Stix owner Emily Hui and her fiancé met while working at a local Taiwanese restaurant. After a trip to Japan, the couple realized the popularity of Korean corn dogs, which are often featured in mukbang videos with outrageous cheese pulls. And while there are a couple of spots in San Jose that serve them, including Bazak Bazak and Myungrang, the trend hadn’t hit the seven by seven yet.
“We were wondering, what’s taking so long for someone to open it up in San Francisco?” says Hui. Finally, “We were like, you know what, let’s just do it ourselves.” And Stix was born, quietly opening on Black Friday, 2019, in a former boba shop near 24th Avenue.

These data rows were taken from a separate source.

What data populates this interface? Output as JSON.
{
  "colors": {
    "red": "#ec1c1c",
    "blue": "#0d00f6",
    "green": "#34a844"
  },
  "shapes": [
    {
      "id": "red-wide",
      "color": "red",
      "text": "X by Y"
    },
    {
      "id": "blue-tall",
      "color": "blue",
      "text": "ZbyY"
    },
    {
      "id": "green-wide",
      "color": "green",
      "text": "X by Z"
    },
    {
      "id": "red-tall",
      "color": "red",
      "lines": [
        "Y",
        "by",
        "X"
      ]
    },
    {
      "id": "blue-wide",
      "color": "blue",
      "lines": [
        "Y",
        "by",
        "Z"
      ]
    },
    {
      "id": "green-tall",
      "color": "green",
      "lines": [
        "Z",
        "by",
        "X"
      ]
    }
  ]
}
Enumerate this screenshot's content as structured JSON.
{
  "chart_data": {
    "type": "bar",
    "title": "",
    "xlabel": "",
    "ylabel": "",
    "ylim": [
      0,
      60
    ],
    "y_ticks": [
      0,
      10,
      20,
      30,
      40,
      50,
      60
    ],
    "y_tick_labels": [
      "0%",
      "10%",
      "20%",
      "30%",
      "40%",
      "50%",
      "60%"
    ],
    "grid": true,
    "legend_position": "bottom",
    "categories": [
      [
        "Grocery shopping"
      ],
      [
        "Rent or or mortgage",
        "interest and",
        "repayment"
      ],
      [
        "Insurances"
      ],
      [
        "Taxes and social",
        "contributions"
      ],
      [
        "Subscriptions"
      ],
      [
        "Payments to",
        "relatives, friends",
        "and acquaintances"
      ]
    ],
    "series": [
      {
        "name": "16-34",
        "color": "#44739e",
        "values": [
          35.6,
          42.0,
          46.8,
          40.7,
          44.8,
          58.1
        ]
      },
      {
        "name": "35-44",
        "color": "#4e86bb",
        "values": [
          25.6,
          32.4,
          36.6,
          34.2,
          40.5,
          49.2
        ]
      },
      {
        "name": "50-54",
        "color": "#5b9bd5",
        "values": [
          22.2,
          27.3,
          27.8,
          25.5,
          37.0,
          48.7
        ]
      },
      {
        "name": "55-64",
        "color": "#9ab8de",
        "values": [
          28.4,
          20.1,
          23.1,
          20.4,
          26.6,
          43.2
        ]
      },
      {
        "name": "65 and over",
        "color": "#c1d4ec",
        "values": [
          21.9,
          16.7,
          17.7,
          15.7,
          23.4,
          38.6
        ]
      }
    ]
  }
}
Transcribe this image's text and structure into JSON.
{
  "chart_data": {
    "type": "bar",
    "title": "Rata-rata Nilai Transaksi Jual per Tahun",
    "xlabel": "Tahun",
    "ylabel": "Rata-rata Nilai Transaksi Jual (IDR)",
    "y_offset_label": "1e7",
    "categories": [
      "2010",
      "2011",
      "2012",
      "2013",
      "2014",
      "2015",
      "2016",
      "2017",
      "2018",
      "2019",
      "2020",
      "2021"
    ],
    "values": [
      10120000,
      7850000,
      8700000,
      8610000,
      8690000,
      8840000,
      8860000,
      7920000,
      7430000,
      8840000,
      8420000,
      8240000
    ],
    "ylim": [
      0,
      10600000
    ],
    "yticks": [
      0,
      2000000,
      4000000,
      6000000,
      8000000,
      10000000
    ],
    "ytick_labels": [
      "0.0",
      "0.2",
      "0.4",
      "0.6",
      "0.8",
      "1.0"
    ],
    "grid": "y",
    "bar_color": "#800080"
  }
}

Stix also stars a sweet drinks menu. “Corn dogs and boba drinks are a good pair, because you have the fried snacks, and then the sweet and refreshing drinks, too,” Hui says. Her personal favorite is the banana milk, which is ultra creamy, and goes down easy with silky pearls. They’re also pouring classic Hong Kong style milk tea, Thai iced tea, and hopping on the dalgona coffee quarantine trend, too.
Unfortunately, despite a positive response from the neighborhood, at least one racist troll has already stopped by. Stix made local news at ABC7 this week when an anonymous customer placed an online order using a string of offensive racial slurs. Hui says she immediately canceled and refunded the order. She says a customer then came into the shop, asking for the order under a different name. Hui showed him the email and profane ticket, explained why they could not serve him, and he departed. About an hour later, Hui says the shop received a one-star review on Yelp, a review which now appears to have been removed.
“Racism should never be tolerated. Right when we got that message, my initial response was to cancel it, refund it. I don’t know the full story behind it, I don’t think we’ll ever know. But the fact is, it’s a racist comment, and we have to treat it and take it seriously,” says Hui.
“We were all pretty shocked when we got it. I had never experienced anything like this before. It was pretty scary.” Stix shared a photo of the receipt on Instagram stories, which was spread on Twitter, and fans and followers were outraged.
The unintended outcome seems to be that corn dog fans are rallying around this neighborhood business. Stix is a new and small shop, so the owners do ask for everyone’s patience, as they are rushing to hire new employees and keep up with online orders.
Haters aside, it looks like Korean hot dogs are here to stay in San Francisco. It is admittedly hard to resist the charms of a deep-fried snack on a stick, with a sweet boba tea on the side, both easy to tote down the street or munch in the fog of the area’s many parks.